1 Cytat z wiersza Paula Éluarda, Comprenne qui voudra (1944), przeł. Katarzyna Marszałkowska. Wszystkie przypisy u dołu strony, jeśli nie podano inaczej, pochodzą od tłumaczki. Przypisy Autorów i odniesienia bibliograficzne znajdują się na końcu książki.

2Sabaya – określenie używane przez ISIS (Państwo Islamskie w Iraku i Syrii) na porwane i zniewolone Jazydki, niewolnice seksualne.
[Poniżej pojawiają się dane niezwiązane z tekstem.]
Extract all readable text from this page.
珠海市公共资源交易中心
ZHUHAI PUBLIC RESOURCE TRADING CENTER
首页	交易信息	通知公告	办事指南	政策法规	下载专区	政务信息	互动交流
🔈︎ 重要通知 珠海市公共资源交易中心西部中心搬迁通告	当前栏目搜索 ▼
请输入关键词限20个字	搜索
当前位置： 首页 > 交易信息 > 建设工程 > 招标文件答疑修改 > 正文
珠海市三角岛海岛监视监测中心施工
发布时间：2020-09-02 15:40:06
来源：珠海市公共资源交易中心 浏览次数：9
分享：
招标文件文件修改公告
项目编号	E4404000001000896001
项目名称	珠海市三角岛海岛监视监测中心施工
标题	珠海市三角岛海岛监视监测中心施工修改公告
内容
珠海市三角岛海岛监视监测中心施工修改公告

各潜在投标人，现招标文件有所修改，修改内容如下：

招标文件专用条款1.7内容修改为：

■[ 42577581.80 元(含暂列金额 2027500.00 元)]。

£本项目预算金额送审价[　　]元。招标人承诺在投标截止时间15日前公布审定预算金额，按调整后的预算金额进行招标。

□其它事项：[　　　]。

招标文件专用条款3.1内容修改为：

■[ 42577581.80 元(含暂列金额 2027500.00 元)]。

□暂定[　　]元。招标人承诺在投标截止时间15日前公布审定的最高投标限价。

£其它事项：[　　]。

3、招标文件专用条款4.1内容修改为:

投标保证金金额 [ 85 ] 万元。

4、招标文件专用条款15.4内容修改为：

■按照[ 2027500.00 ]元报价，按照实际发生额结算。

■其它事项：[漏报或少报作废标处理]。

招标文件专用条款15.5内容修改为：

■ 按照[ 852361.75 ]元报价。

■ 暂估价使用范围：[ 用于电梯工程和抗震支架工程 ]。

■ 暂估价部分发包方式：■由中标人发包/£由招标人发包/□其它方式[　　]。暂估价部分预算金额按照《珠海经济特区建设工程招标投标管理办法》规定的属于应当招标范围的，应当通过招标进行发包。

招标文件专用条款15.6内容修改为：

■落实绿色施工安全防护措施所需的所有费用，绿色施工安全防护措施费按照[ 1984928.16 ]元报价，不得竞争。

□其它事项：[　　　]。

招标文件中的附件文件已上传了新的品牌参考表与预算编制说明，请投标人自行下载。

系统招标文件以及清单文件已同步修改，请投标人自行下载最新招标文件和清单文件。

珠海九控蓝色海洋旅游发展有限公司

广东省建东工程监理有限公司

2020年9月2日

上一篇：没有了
W oryginalnej wersji książki występuje termin sabiya, w tłumaczeniu zamieniony na pojawiające się w polskich tekstach określenie sabaya.

3 Mowa o publikacji L’écriture ou la vie (Literature or Life), która ukazała się w języku polskim w 1994 roku pod tytułem Dzieła życia; przywołane powyżej fragmenty przeł. Katarzyna Marszałkowska.

4 Chodzi o wioskę Siba Sheikh Khidir (Jazeera), niedaleko Mosulu.

5 Harry Charles Luke (1884–1969) – brytyjski urzędnik służb kolonialnych, długie lata spędził na Bliskim Wschodzie, autor publikacji Mosul and Its Minorities [Mosul i jego mniejszości], która wyszła drukiem w 1925 roku (przyp. red.).

6 Gertrude Bell (1868–1926) – brytyjska podróżniczka i archeolog, wraz z T. E. Lawrencem odegrali znaczącą rolę przy powstawaniu Iraku.

7 Thomas Edward Lawrence (1888–1935) – brytyjski archeolog, wśród arabskiej ludności zyskał przydomek Lawrence z Arabii.

8 Kefija – rodzaj chusty, popularna arafatka.

9 Diszdasza – długi strój, rodzaj tuniki, najczęściej w kolorze białym, noszony przez mężczyzn na Półwyspie Arabskim.

10 Ofensywy irańskie w Iraku w latach 1982–1988, zwane „Dawn”, czyli „Świt” (pierwsza „Przed świtem”, ostatnia „Świt 10”).

11 Chodzi prawdopodobnie o medresy Uług Beka i Abd al-Aziz Chana z charakterystycznym sklepieniem ponad bramą, przypominającym plaster miodu.

12 Dolma – odpowiednik polskich gołąbków zawijanych w liście winogron.